Here are two example calls, one with partitioning, one without:

CALL `[👉DATASET]`.BatchedUpdateDescriptions(10, '👉English', 4, 2, NULL);
CALL `[👉DATASET]`.BatchedUpdateTitles(15, '👉German', NULL, NULL, NULL);

⚠️ Note: In case the table Output has undesired data from a previous execution, it should be re-initialised as shown here.

6. Check results

The generating procedures write their results into the table Output in the same dataset, where they can be assessed for quality – manually, using similarity measures, or with tailor-made prompts.

Integrating such checks in the actual generation loop (and discarding anything inadequate) would allow automatic retries, as described above for cases in which no output is generated for "safety" reasons.

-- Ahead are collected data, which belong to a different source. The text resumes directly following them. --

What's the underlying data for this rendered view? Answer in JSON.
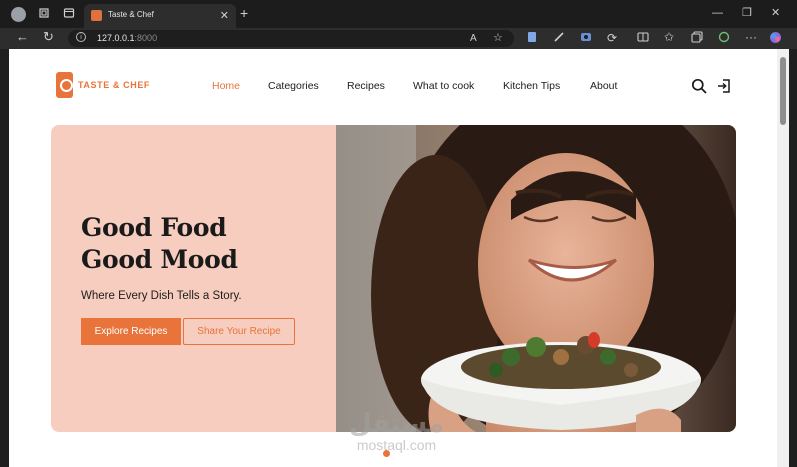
{
  "browser": {
    "tab_title": "Taste & Chef",
    "url_host": "127.0.0.1",
    "url_port": ":8000"
  },
  "site": {
    "logo_text": "TASTE & CHEF",
    "nav": [
      "Home",
      "Categories",
      "Recipes",
      "What to cook",
      "Kitchen Tips",
      "About"
    ],
    "active_nav": "Home"
  },
  "hero": {
    "title_line1": "Good Food",
    "title_line2": "Good Mood",
    "tagline": "Where Every Dish Tells a Story.",
    "primary_button": "Explore Recipes",
    "secondary_button": "Share Your Recipe"
  },
  "watermark": {
    "arabic": "مستقل",
    "latin": "mostaql.com"
  },
  "colors": {
    "accent": "#e8743b",
    "hero_bg": "#f6cdbf"
  },
  "icons": [
    "search-icon",
    "login-icon"
  ]
}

Like in those cases, time may be lost by retrying, and/or products might be left without content once all allowed retries fail.

7. Export to Merchant Center

As Google requires AI-generated feed content to be flagged, the following function needs to be used to encapsulate titles or descriptions before actually using them:

CREATE OR REPLACE FUNCTION `[👉DATASET]`.EmbedForMerchantFeed(value STRING, isAiGenerated BOOL) AS (
  CONCAT(IF(isAiGenerated, 'trained_algorithmic_media', ''), ':"', REPLACE(value, '"', '""'), '"')
);

Depending on whether a supplemental or full feed is to be used, see the corresponding example:

Option A: Supplemental feed

The output table can essentially already be used as a supplemental feed by exporting the result of a query like the following as a TSV file and importing it into Merchant Center:

SELECT
  id,
  `[👉DATASET]`.EmbedForMerchantFeed(title, TRUE) AS structured_title,
  `[👉DATASET]`.EmbedForMerchantFeed(description, TRUE) AS structured_description
FROM `[👉DATASET]`.Output
WHERE title IS NOT NULL AND description IS NOT NULL;

If only part of the products are to be deployed (and potentially later the other part) for impact analyses, corresponding filters are needed, e.g. using conditions on the id column.

Option B: Full feed

A product feed to replace the existing one can be created by taking a table that has the existing feed and combining it with the output table as follows before exporting it as TSV:

SELECT
  * EXCEPT (title, description),
  `[👉DATASET]`.EmbedForMerchantFeed(COALESCE(O.title, I.title), O.title IS NOT NULL)
    AS structured_title,
  `[👉DATASET]`.EmbedForMerchantFeed(COALESCE(O.description, I.description), O.description IS NOT NULL)
    AS structured_description
FROM `[👉DATASET]`.InputRaw AS I
LEFT JOIN `[👉DATASET]`.Output AS O USING (id);